Même si l'élimination des unions polygames au Canada est souhaitable, il faudrait décourager de telles relations en tenant compte des positions et des besoins des personnes vulnérables qui ont été forcées de former une union polygame, ainsi que des besoins des enfants qui sont issus d'une telle union. Effectuée sans discernement, l'arrestation d'un adulte vivant dans une union polygame n'est pas souhaitable, surtout si elle sépare des enfants de leurs deux parents. Bien que les poursuites en vertu de l'article 293 aient leur raison d'être, elles ne sont justes que si les femmes contraintes de prendre part à ces relations déposent une plainte. Afin de restreindre le nombre d'unions polygames établies au Canada, le gouvernement fédéral devrait poursuivre sa politique d'exclusion en matière d'immigration dans le cas des personnes qui pratiquent la polygamie.

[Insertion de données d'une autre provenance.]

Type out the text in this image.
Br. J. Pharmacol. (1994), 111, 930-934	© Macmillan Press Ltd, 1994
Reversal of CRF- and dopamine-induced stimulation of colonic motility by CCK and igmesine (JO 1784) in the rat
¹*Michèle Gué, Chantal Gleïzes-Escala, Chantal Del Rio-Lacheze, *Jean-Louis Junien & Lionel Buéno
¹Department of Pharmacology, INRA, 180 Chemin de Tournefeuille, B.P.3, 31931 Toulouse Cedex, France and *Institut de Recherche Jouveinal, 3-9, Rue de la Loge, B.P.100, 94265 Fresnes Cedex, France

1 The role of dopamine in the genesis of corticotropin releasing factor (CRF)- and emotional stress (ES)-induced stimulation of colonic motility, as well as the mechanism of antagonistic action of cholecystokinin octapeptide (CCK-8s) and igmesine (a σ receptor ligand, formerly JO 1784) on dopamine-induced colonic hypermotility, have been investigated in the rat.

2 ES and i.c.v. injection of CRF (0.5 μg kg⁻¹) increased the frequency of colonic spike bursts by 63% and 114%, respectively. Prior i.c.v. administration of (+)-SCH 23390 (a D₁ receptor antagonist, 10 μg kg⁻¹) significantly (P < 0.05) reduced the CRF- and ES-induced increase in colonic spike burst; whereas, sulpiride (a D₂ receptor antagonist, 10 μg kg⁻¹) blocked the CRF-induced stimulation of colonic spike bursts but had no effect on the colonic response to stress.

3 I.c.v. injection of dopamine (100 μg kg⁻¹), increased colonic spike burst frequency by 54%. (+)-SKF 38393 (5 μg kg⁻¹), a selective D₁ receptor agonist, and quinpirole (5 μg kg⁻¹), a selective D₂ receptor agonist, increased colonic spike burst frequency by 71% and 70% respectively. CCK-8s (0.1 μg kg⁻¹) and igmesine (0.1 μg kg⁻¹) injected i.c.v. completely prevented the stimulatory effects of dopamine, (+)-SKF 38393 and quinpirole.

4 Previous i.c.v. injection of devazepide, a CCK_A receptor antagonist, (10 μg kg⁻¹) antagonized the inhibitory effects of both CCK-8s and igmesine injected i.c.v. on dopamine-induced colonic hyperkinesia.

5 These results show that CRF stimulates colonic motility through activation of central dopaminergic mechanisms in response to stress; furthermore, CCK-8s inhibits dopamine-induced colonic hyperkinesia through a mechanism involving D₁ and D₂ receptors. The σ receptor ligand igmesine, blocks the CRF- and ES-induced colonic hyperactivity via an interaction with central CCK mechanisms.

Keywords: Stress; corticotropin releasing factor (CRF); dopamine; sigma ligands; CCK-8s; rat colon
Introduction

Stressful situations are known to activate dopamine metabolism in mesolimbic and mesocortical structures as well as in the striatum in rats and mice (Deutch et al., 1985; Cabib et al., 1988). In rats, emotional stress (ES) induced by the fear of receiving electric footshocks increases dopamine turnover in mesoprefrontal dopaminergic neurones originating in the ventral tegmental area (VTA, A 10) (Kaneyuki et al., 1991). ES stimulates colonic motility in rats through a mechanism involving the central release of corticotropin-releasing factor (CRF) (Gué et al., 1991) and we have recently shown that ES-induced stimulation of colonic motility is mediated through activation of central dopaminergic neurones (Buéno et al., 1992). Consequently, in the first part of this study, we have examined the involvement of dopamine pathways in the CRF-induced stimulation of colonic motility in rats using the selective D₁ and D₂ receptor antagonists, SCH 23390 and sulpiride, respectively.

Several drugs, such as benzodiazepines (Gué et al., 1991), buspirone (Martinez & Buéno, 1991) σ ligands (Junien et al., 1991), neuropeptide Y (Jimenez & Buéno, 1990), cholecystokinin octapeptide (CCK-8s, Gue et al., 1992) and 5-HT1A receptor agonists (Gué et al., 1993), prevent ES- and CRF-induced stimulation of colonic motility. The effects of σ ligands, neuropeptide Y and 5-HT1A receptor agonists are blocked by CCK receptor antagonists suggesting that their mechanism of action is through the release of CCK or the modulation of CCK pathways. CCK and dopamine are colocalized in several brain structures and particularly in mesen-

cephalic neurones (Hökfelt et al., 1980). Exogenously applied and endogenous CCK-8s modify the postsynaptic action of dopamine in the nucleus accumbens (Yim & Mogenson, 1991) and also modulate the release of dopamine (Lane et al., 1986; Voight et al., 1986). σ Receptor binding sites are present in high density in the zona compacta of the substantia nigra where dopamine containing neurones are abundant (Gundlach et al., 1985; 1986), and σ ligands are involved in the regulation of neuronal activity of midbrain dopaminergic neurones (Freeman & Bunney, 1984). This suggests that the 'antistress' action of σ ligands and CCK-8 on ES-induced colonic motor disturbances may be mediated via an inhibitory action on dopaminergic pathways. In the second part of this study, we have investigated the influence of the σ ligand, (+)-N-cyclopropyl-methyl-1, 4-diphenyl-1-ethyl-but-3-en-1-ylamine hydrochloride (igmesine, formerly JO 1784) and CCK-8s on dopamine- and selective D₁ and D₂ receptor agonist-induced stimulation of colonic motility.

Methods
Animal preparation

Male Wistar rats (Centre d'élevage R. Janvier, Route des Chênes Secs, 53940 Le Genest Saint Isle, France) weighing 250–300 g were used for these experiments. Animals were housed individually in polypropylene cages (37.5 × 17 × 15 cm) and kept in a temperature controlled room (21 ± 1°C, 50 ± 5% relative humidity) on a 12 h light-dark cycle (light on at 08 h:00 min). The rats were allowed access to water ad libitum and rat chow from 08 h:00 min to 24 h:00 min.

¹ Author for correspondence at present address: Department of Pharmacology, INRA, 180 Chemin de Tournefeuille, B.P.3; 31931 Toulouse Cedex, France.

Il est entendu cependant que des droits juridiques restreints devraient continuer à être accordés aux personnes qui ont vécu dans une union polygame, afin de protéger les personnes vulnérables, aux fins d'héritage et de pension alimentaire pour les enfants, y compris la reconnaissance limitée des mariages polygames contractés dans les pays où la polygamie est une forme valable de mariage.
Les conclusions présentées ici ne sont qu'une première ébauche. Nous devons réaliser d'autres recherches au Canada pour examiner les effets des unions polygames sur les femmes et les enfants, notamment une étude visant à déterminer le nombre de ménages polygames établis au Canada.